Friday, March 21, 2008

Another Interesting Find in the Local Public Library

New York City is made up of many neighborhoods with different ethnicities.  The jacket of the book above states that fifty years ago there were relatively few ethnic groups in the city compared to the situation today.  This book written by Joseph Berger, a columnist for the New York Times describes many neighborhoods through their dominate ethnicities.  Most books must be read in sequence, but the reader of this volume can pick and chose the chapters of interest.  When I got home I read the two chapters that are of the most interest to me.
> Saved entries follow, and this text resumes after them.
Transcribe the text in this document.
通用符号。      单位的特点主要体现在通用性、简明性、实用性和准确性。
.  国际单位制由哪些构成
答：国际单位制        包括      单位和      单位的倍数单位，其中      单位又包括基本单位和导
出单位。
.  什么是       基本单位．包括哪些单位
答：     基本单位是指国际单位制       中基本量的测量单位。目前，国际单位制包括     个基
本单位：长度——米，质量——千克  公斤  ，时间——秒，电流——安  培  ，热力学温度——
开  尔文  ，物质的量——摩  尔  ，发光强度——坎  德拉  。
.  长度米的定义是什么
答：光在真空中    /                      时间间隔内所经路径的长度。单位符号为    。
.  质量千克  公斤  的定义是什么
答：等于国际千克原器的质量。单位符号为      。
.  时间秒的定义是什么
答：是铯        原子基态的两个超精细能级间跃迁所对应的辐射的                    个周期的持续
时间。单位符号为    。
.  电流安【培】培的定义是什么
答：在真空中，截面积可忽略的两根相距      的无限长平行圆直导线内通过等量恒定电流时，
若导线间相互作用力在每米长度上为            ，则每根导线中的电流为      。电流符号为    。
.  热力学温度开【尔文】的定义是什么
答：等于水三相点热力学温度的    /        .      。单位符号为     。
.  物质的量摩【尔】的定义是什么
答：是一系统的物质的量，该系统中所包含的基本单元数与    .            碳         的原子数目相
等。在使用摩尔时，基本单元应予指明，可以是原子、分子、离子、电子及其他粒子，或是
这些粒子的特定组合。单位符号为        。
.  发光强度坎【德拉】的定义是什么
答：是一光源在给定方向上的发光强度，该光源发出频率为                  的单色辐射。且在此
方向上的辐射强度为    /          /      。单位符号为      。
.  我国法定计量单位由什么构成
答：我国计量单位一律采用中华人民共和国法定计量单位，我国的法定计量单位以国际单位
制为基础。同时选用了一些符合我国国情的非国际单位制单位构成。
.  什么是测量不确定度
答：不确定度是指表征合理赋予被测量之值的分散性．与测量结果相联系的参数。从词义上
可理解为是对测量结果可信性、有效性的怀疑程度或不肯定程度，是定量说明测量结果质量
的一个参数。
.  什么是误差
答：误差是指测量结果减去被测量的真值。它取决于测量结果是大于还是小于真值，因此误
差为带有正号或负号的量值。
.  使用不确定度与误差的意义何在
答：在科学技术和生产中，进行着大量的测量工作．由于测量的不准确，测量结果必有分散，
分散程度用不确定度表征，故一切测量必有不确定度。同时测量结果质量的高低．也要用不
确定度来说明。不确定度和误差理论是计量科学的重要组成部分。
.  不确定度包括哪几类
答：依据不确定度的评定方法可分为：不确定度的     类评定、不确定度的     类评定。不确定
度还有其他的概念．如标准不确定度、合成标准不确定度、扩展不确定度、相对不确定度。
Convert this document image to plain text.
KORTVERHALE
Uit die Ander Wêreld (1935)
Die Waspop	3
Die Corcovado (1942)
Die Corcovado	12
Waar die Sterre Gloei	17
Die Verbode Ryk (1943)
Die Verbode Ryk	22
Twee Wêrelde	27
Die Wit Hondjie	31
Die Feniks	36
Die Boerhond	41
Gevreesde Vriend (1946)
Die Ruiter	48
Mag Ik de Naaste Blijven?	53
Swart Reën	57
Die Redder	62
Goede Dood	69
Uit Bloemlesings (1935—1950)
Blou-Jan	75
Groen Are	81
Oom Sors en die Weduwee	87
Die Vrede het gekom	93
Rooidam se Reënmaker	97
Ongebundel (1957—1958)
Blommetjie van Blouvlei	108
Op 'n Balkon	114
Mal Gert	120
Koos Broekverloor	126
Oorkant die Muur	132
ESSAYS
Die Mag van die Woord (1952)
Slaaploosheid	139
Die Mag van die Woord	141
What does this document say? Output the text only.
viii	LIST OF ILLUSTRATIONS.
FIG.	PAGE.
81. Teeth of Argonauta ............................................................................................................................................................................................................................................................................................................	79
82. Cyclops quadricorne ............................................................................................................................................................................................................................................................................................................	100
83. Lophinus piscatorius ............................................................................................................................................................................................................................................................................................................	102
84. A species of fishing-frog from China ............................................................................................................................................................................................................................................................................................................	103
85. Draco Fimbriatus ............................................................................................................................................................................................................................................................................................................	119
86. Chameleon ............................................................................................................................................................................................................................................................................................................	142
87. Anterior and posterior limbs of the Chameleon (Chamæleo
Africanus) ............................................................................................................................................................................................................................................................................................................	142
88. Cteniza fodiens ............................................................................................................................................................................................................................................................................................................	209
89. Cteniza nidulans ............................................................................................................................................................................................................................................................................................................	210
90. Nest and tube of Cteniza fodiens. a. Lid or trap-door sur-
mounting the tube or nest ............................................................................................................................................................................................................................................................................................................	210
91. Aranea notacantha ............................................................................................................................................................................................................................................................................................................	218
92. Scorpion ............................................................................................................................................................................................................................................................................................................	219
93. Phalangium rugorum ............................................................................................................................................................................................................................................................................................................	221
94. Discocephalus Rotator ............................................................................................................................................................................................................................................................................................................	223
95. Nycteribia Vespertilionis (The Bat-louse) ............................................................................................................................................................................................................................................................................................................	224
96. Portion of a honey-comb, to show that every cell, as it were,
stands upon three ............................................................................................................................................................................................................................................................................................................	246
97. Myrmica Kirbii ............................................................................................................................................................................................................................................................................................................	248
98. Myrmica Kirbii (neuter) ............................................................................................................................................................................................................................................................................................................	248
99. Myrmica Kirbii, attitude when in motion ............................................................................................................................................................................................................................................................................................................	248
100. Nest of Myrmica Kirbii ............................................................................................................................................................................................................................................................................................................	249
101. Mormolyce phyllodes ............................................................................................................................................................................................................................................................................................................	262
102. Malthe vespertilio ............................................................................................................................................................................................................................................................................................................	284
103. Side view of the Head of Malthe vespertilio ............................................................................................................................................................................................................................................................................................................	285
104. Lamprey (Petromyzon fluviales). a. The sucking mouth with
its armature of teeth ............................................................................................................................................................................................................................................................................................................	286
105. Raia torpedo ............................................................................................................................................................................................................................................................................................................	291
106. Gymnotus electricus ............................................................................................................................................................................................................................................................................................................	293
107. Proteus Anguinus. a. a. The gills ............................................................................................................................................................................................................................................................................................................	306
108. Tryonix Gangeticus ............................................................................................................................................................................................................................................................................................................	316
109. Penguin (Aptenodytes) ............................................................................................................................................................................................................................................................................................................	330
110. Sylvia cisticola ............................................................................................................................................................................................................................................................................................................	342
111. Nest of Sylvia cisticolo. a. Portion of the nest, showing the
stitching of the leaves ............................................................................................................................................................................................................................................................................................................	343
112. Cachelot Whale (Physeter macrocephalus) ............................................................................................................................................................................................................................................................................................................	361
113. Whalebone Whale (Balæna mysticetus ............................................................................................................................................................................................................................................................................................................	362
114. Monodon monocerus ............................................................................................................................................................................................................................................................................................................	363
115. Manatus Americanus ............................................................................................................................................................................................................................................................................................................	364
To make a long story short I grew up in Rego Park, but left there in 1984.  Non religious Jews from Eastern Europe always dominated.  The chapter here describes Jews who emigrated to Rego Park since the breakup of the Soviet Union in the early 1990s.  Most of them are from the Central Asian republics of Uzbekistan, Tajikstan, Kazakhstan, and Kyrgyzstan.  They are popularly know as Bukharans.  Since the publication of this book there was a murder in Rego Park of a Bukharan dentist (who did not run a message board) by his ex-wife over custody of their child.
The second chapter that I read was about Flushing.  When I moved here in 1984 the neighborhood was predominantly Jewish.  It was a naturally occurring retirement communities since those most who moved their in the 1950s had passed away or moved to Florida by the 1990s.  When a Jew had moved out, a Korean likely moved in.  Today my neighborhood is almost all Korean.  This phenomenon was not discussed in the book.  It detailed the life of style of a small community of Afgans living in an area of Flushing about 3 miles south of my home.
I will read the rest of this book during my commute to NJIT.